At the trial of Okenfuss, the conduct of the prosecutor, although unprofessional, was much less egregious. In fact, Berg's ungentlemanly denouncement of defense counsel and constant bickering with the court may have prejudiced the government more than the defendant. We are persuaded that the judge's frequent and severe reprimands of the prosecutor, in front of the jury, sufficiently mitigated any harm which might otherwise have been caused to Okenfuss' defense.
Viewing the prosecutor's remarks in the context of the entire record to determine their impact on Okenfuss' right to a fair trial, United States v. Gipson, 593 F.2d 7 (5th Cir. 1979); United States v. Juarez, supra, we reach the conclusion that his substantial right to a fair trial was not adversely affected.
It may seem inconsistent for us to hold that the prosecutor's remarks were improper and yet affirm the conviction.
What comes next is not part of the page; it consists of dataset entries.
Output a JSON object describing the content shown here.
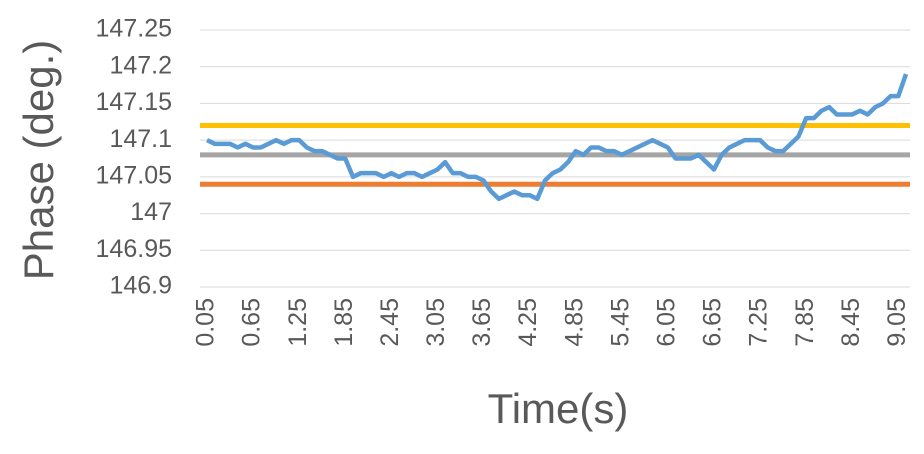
{
  "chart_data": {
    "type": "line",
    "x_label": "Time(s)",
    "y_label": "Phase (deg.)",
    "x": [
      0.05,
      0.15,
      0.25,
      0.35,
      0.45,
      0.55,
      0.65,
      0.75,
      0.85,
      0.95,
      1.05,
      1.15,
      1.25,
      1.35,
      1.45,
      1.55,
      1.65,
      1.75,
      1.85,
      1.95,
      2.05,
      2.15,
      2.25,
      2.35,
      2.45,
      2.55,
      2.65,
      2.75,
      2.85,
      2.95,
      3.05,
      3.15,
      3.25,
      3.35,
      3.45,
      3.55,
      3.65,
      3.75,
      3.85,
      3.95,
      4.05,
      4.15,
      4.25,
      4.35,
      4.45,
      4.55,
      4.65,
      4.75,
      4.85,
      4.95,
      5.05,
      5.15,
      5.25,
      5.35,
      5.45,
      5.55,
      5.65,
      5.75,
      5.85,
      5.95,
      6.05,
      6.15,
      6.25,
      6.35,
      6.45,
      6.55,
      6.65,
      6.75,
      6.85,
      6.95,
      7.05,
      7.15,
      7.25,
      7.35,
      7.45,
      7.55,
      7.65,
      7.75,
      7.85,
      7.95,
      8.05,
      8.15,
      8.25,
      8.35,
      8.45,
      8.55,
      8.65,
      8.75,
      8.85,
      8.95,
      9.05,
      9.15
    ],
    "series": [
      {
        "color": "#5b9bd5",
        "values": [
          147.1,
          147.095,
          147.095,
          147.095,
          147.09,
          147.095,
          147.09,
          147.09,
          147.095,
          147.1,
          147.095,
          147.1,
          147.1,
          147.09,
          147.085,
          147.085,
          147.08,
          147.075,
          147.075,
          147.05,
          147.055,
          147.055,
          147.055,
          147.05,
          147.055,
          147.05,
          147.055,
          147.055,
          147.05,
          147.055,
          147.06,
          147.07,
          147.055,
          147.055,
          147.05,
          147.05,
          147.045,
          147.03,
          147.02,
          147.025,
          147.03,
          147.025,
          147.025,
          147.02,
          147.045,
          147.055,
          147.06,
          147.07,
          147.085,
          147.08,
          147.09,
          147.09,
          147.085,
          147.085,
          147.08,
          147.085,
          147.09,
          147.095,
          147.1,
          147.095,
          147.09,
          147.075,
          147.075,
          147.075,
          147.08,
          147.07,
          147.06,
          147.08,
          147.09,
          147.095,
          147.1,
          147.1,
          147.1,
          147.09,
          147.085,
          147.085,
          147.095,
          147.105,
          147.13,
          147.13,
          147.14,
          147.145,
          147.135,
          147.135,
          147.135,
          147.14,
          147.135,
          147.145,
          147.15,
          147.16,
          147.16,
          147.19
        ]
      }
    ],
    "hlines": [
      {
        "value": 147.12,
        "color": "#ffc000"
      },
      {
        "value": 147.08,
        "color": "#a5a5a5"
      },
      {
        "value": 147.04,
        "color": "#ed7d31"
      }
    ],
    "xlim": [
      0.05,
      9.15
    ],
    "xticks": [
      0.05,
      0.65,
      1.25,
      1.85,
      2.45,
      3.05,
      3.65,
      4.25,
      4.85,
      5.45,
      6.05,
      6.65,
      7.25,
      7.85,
      8.45,
      9.05
    ],
    "ylim": [
      146.9,
      147.25
    ],
    "yticks": [
      146.9,
      146.95,
      147,
      147.05,
      147.1,
      147.15,
      147.2,
      147.25
    ],
    "grid": true
  }
}
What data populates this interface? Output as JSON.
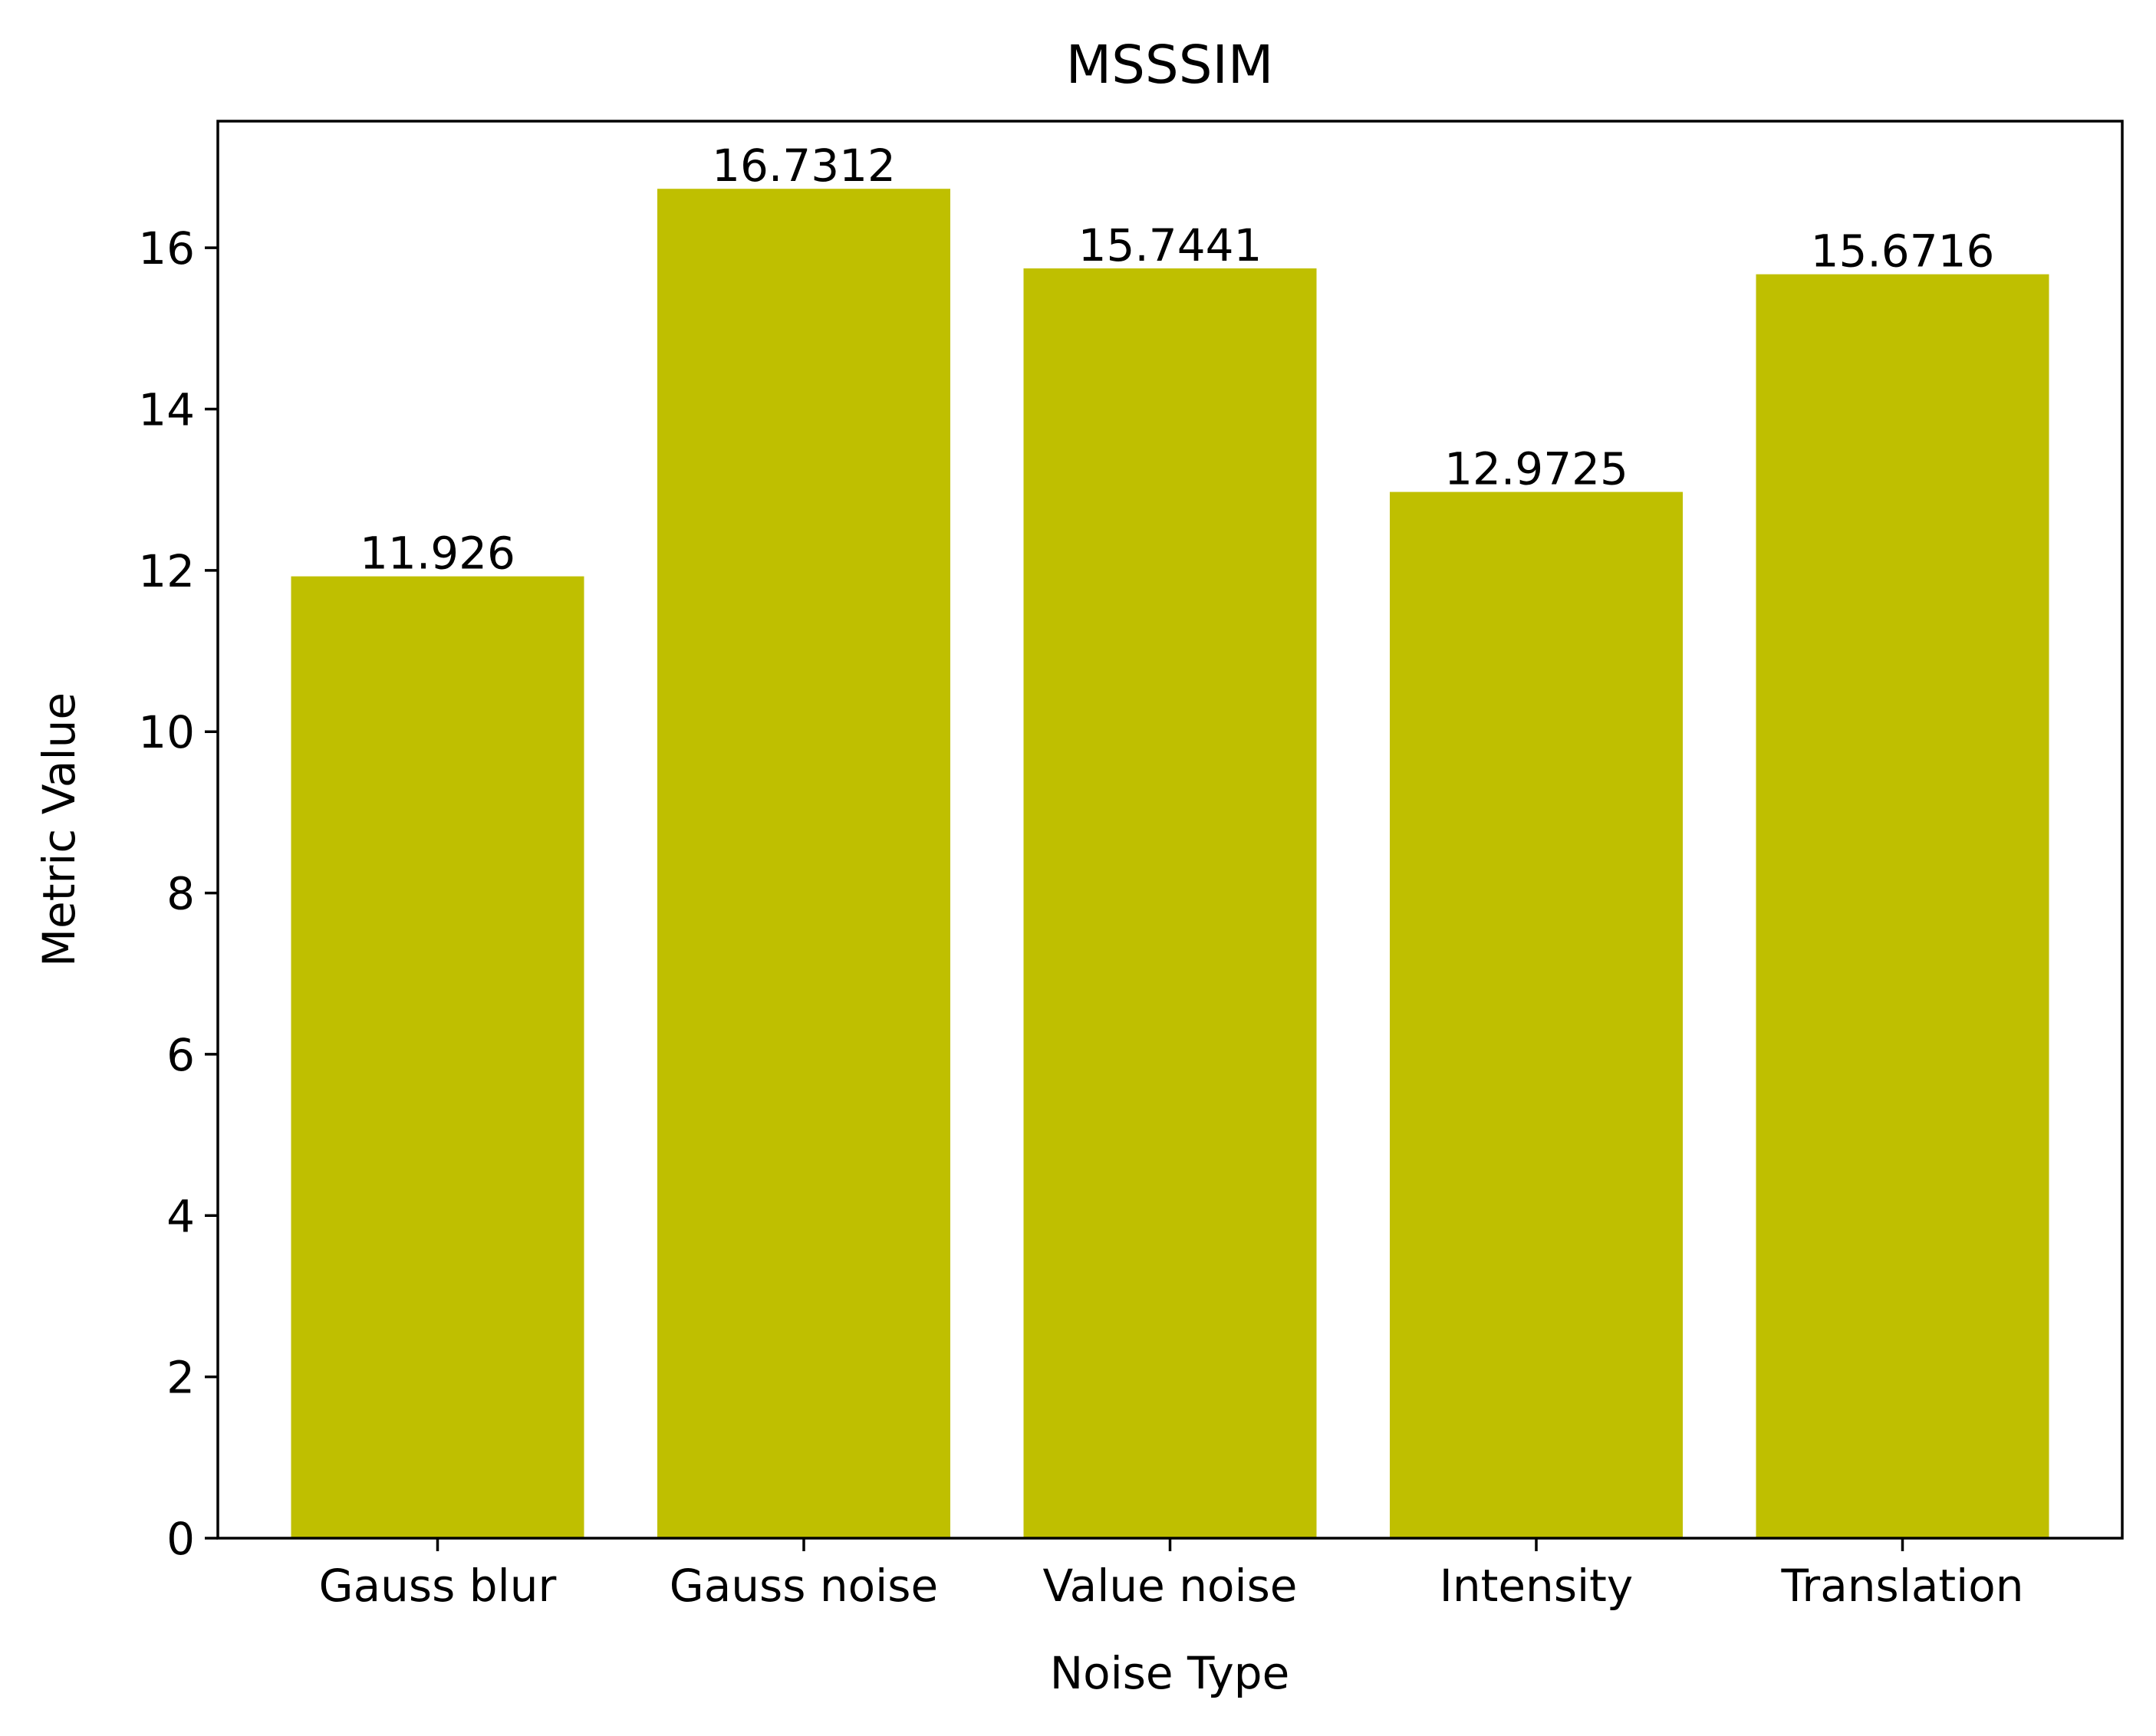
{
  "chart_data": {
    "type": "bar",
    "title": "MSSSIM",
    "xlabel": "Noise Type",
    "ylabel": "Metric Value",
    "categories": [
      "Gauss blur",
      "Gauss noise",
      "Value noise",
      "Intensity",
      "Translation"
    ],
    "values": [
      11.926,
      16.7312,
      15.7441,
      12.9725,
      15.6716
    ],
    "value_labels": [
      "11.926",
      "16.7312",
      "15.7441",
      "12.9725",
      "15.6716"
    ],
    "ylim": [
      0,
      17.57
    ],
    "yticks": [
      0,
      2,
      4,
      6,
      8,
      10,
      12,
      14,
      16
    ],
    "bar_color": "#bfbf00",
    "grid": false,
    "legend": "none"
  }
}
We are not unmindful of the prosecutor's responsibility to strive for fairness and justice in the judicial system. The words of Justice Sutherland in Berger v. United States, 295 U.S. 78, 88, 55 S.Ct. 629, 79 L.Ed. 1314 (1935), express our sentiments:
The United States Attorney is the representative not of an ordinary party to a controversy, but of a sovereignty whose obligation to govern impartially is as compelling as its obligation to govern at all; and whose interest, therefore, in a criminal prosecution is not that it shall win a case, but that justice shall be done. As such, he is in a peculiar and very definite sense the servant of the law, the twofold aim of which is that guilt shall not escape or innocence suffer. He may prosecute with earnestness and vigor-indeed, he should do so. But, while he may strike hard blows, he is not at liberty to strike foul ones. It is as much his duty to refrain from improper methods calculated to produce a wrongful conviction as it is to use every legitimate means to bring about a just one.
Nevertheless, Okenfuss' right to a reversal of his conviction does not depend on the bad faith of the prosecutor or the egregiousness of his actions. Rather, reversal depends upon whether such misconduct deprived him of a fair trial. We have not found this to be the case. Sanctions other than the reversal of a conviction exist for disciplining counsel and, in the proper case, should be imposed by the district court.
Fed.R.Crim.P. 52 provides:
(a) Harmless error. Any error, defect, irregularity or variance which does not affect substantial rights shall be disregarded.
(b) Plain error. Plain errors or defects affecting substantial rights may be noticed although they were not brought to the attention of the court.